Against this backdrop, the DPIIT IPR Chair at Dr. Ram Manohar Lohiya National Law University (RMLNLU), Lucknow proposes to organize the Second Edition of the National Conference on 28-29th March 2026. The conference aims to provide a multidisciplinary platform for legal scholars, policymakers, industry professionals, technologists, and students to critically examine the evolving interface between intellectual property law, advertising practices, branding strategies, and emerging AI-driven technologies.

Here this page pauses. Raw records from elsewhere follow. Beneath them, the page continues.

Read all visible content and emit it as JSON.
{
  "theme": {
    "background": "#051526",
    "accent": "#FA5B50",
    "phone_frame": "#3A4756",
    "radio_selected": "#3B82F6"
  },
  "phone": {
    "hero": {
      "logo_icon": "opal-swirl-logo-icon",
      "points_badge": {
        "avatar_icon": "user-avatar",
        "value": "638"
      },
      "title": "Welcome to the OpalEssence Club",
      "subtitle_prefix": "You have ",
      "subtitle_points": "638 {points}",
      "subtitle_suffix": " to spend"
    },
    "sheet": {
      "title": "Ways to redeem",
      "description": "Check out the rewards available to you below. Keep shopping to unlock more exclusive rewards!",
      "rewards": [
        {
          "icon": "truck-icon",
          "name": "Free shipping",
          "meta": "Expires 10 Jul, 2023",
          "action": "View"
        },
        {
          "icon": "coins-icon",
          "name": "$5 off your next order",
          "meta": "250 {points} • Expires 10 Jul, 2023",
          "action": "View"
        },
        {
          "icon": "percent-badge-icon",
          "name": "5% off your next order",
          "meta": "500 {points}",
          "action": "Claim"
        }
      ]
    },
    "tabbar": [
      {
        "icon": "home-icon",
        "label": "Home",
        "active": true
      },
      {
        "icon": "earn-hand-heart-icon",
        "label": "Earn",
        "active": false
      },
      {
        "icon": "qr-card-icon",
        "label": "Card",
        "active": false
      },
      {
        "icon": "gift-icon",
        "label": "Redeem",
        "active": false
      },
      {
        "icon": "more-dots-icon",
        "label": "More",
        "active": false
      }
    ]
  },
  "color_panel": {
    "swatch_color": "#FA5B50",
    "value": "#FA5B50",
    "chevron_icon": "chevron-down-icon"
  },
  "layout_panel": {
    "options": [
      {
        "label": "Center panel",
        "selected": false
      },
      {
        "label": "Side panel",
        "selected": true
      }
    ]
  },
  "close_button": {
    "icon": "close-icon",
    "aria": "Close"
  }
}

The growing convergence of intellectual property rights with advertising and branding practices has brought personality rights, celebrity rights, and digital identity to the forefront of legal discourse. AI-driven tools can now generate hyper-realistic images, videos, and voices, making it increasingly difficult to distinguish between authentic and manipulated content. Deepfakes, in particular, have emerged as a powerful yet dangerous technology, capable of misappropriating a person’s likeness for commercial gain, misinformation, or reputational harm.
Traditional IP regimes were not designed to address challenges arising from virtual influencers, synthetic endorsements, and AI-generated brand ambassadors. Questions surrounding ownership, consent, liability, and enforcement remain largely unresolved. The unauthorized use of celebrity images or voices in advertisements through AI tools raises serious concerns regarding passing off, false endorsement, trademark dilution, and violation of privacy and personality rights.
This conference seeks to explore whether existing legal frameworks are adequate to regulate AI-driven advertising and branding or whether new regulatory approaches are required. It also aims to deliberate on global best practices, comparative legal developments, and policy responses to ensure ethical governance, consumer protection, and the safeguarding of individual rights in the digital advertising ecosystem.
The conference will feature parallel technical sessions, invited keynote lectures, paper presentations, and expert-led discussions. Selected papers, after rigorous peer review and plagiarism checks, are proposed to be published with a reputed publisher. Another significant outcome of the conference will be the preparation of a White Paper based on expert consultations and session deliberations, offering policy recommendations on AI, deepfakes, and personality rights in advertising and branding.